Aurora Research Institute/Aurora College
http://nwtresearch.com/research-projects/health/intimate-partner-violence
This site offers a copy of the report by Moffitt and Fikowski (2017) on “Rural and Northern Community Response to Intimate Partner Violence.”
Family Violence Initiative
Organized and led by the Public Health Agency of Canada, this initiative serves as a collaboration with multiple government departments and agencies to address family violence. The website includes information about family violence, trauma-informed approaches to policy and practice resources, ways in which professionals can promote healthy, safe relationships, tools for professionals working with people and communities affected by family violence, and links to possible funding opportunities.
National Aboriginal Circle Against Family Violence
This organization focuses on supporting shelters in their efforts to promote safe environments for Indigenous Canadian families. It offers program initiatives for shelter and transition houses that are culturally appropriate as well as networking opportunities for frontline workers, especially those who are in remote locations. It also works to improve public awareness about family violence in Indigenous communities as well as strengthening the relationship and securing funds between all levels of governments, non-governmental organizations and Indigenous partners.

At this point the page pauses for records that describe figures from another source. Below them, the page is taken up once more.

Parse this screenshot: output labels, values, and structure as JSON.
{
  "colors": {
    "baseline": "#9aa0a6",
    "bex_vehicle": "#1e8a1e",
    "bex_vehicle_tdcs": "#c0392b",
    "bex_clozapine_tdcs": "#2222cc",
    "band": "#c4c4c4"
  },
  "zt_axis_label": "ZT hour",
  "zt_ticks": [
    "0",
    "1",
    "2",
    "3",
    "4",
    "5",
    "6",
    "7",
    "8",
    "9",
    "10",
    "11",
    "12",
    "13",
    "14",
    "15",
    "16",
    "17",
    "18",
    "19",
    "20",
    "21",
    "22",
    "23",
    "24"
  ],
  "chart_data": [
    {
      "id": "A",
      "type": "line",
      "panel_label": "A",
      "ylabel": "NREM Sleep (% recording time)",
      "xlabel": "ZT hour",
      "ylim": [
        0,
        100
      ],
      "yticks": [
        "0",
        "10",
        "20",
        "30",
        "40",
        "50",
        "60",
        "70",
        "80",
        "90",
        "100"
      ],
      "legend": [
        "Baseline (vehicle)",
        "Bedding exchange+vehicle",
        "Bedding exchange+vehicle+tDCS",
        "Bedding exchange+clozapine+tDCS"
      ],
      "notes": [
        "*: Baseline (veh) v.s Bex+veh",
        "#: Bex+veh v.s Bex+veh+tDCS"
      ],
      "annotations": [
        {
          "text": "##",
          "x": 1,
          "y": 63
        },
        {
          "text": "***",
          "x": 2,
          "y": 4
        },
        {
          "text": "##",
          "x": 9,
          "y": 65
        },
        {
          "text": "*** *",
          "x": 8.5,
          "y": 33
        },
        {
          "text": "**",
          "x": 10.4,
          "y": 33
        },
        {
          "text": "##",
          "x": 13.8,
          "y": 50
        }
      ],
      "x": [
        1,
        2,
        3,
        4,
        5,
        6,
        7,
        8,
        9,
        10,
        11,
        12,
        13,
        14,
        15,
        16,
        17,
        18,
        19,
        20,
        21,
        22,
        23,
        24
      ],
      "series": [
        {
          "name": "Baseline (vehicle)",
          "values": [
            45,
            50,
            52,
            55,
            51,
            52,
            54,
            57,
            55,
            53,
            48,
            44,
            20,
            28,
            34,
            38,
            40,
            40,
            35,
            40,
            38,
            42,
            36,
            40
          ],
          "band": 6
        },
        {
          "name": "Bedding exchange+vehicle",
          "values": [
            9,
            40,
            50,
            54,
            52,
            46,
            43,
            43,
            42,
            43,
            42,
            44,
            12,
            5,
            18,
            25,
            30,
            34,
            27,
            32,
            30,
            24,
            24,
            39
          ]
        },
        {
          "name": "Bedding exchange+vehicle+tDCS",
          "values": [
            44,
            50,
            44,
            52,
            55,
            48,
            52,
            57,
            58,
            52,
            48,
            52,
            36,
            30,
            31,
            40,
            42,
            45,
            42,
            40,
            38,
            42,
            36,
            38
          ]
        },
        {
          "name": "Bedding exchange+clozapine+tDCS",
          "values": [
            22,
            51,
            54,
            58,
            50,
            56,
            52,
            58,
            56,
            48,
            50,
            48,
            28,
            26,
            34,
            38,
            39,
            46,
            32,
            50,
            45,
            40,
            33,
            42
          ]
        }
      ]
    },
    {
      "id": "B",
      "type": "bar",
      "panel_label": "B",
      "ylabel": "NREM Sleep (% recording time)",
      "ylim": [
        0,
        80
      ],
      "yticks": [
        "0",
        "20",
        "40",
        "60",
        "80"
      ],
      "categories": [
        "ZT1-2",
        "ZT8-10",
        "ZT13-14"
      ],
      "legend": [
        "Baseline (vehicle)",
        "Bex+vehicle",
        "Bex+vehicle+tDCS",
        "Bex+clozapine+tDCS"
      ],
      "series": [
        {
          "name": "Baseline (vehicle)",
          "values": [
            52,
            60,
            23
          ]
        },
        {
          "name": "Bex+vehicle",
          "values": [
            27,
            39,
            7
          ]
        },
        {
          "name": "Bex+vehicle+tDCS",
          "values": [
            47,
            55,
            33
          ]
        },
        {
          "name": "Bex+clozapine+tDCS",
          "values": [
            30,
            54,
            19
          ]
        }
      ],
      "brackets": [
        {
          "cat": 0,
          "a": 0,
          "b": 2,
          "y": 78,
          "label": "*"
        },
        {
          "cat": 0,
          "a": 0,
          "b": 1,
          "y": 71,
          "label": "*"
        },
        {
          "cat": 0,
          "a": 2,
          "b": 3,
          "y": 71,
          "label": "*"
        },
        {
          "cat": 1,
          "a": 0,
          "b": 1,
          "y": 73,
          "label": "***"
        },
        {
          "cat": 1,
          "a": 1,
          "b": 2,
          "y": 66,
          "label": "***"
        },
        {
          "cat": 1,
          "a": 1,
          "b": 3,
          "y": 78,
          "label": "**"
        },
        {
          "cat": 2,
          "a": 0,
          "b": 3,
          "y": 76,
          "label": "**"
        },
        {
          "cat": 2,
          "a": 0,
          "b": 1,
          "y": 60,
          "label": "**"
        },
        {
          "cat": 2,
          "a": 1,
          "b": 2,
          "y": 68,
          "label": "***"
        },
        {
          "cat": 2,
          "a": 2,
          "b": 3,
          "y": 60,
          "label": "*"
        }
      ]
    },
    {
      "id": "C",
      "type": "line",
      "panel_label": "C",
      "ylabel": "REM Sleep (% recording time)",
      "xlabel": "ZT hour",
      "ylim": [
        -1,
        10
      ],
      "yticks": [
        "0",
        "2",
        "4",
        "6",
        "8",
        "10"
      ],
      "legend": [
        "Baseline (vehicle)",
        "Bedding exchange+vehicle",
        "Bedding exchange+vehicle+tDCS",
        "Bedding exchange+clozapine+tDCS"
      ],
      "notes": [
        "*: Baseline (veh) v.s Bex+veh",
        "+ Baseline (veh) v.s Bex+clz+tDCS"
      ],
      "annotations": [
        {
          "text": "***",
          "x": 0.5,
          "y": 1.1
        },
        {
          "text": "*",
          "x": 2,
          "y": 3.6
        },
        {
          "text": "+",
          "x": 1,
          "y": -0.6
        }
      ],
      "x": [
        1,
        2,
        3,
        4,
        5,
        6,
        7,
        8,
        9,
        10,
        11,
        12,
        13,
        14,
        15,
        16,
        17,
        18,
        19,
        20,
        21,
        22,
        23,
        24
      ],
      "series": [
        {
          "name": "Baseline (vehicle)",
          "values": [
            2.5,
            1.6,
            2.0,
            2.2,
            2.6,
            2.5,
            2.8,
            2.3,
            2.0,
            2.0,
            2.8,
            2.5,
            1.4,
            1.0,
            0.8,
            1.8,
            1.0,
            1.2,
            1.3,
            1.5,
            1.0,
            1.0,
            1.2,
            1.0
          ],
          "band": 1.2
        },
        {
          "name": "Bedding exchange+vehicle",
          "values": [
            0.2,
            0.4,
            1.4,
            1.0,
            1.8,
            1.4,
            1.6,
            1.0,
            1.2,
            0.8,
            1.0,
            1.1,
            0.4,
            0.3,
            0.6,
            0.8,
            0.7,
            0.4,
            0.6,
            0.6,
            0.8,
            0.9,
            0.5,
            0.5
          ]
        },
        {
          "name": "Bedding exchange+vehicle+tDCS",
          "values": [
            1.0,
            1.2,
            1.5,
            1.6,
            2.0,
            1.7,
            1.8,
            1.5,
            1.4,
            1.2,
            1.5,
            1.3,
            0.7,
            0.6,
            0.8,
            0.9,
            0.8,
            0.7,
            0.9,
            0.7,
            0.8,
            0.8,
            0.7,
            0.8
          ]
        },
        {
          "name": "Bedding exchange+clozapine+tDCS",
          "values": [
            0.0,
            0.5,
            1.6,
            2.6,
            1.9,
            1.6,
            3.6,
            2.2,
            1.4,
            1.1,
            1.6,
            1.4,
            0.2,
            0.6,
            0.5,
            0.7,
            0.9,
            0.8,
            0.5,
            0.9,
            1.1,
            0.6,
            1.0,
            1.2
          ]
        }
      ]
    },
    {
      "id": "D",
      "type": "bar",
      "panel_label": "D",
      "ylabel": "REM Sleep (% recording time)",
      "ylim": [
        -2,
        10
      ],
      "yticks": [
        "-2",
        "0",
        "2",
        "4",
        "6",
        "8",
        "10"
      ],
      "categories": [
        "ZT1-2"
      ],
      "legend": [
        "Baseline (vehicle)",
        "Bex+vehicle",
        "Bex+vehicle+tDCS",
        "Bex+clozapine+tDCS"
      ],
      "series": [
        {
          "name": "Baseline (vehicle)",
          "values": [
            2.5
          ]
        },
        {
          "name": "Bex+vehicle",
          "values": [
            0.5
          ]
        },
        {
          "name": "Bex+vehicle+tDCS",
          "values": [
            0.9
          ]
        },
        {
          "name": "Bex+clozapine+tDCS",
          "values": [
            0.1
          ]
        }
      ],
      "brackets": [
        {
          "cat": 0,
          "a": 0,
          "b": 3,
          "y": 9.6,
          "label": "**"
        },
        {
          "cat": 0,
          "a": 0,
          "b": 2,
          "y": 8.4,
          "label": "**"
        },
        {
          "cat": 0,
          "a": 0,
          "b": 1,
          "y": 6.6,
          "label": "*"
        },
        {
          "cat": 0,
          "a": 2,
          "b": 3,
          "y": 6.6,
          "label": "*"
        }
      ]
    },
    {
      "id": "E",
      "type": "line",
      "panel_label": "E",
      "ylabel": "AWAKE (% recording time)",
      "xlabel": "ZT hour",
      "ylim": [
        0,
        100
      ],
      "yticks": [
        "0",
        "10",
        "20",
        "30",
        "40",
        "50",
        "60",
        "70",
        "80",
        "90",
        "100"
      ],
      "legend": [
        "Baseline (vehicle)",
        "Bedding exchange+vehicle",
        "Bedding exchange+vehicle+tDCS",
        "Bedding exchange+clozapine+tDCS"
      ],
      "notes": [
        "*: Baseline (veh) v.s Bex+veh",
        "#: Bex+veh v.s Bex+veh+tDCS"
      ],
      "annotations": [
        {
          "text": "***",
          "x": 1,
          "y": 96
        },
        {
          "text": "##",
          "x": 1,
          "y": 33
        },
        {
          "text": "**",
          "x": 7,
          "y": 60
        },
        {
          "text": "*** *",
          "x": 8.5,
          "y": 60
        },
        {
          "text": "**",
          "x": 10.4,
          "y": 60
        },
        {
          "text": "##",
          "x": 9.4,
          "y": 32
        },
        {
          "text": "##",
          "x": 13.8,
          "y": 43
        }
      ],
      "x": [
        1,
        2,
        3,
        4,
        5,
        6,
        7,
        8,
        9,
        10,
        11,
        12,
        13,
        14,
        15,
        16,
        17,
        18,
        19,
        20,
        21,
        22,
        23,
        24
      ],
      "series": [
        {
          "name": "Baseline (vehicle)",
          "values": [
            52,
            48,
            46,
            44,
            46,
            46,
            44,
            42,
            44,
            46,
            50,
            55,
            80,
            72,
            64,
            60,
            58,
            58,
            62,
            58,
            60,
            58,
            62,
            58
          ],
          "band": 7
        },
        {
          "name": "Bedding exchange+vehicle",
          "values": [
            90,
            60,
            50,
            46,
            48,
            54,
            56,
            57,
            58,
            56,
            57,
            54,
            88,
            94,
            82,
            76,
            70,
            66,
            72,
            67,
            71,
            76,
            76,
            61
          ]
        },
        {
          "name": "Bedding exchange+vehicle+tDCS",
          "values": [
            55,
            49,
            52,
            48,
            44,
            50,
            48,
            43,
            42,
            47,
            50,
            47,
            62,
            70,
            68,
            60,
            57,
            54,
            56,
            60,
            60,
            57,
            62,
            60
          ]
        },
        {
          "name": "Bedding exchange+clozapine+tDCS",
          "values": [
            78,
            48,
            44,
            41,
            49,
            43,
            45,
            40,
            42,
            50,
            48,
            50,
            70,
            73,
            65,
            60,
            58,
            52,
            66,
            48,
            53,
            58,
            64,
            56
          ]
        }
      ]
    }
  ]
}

National Collaborating Centre for Aboriginal Health
https://www.ccnsa-nccah.ca/en/
This Canadian national organization supports Indigenous health through research, policy, and practice initiatives. Information includes family health across the lifespan and social determinants that impact Indigenous family health. It also includes a two-part series report on historic trauma, explaining Indigenous peoples’ experiences of trauma and oppression as cumulative and intergenerational.
Status of Women Canada
http://www.swc-cfc.gc.ca/index-en.html
The Status of Women Canada aims to promote women’s full participation in Canadian society. Part of their efforts work to end violence against women and girls. It does this by providing policy directives, supporting women’s programs, and promoting women’s rights.
Books
DeRiviere, L. (2014). The healing journey: intimate partner abuse and its implications in the labour marker. Winnipeg, CA: Fernwood Publishing.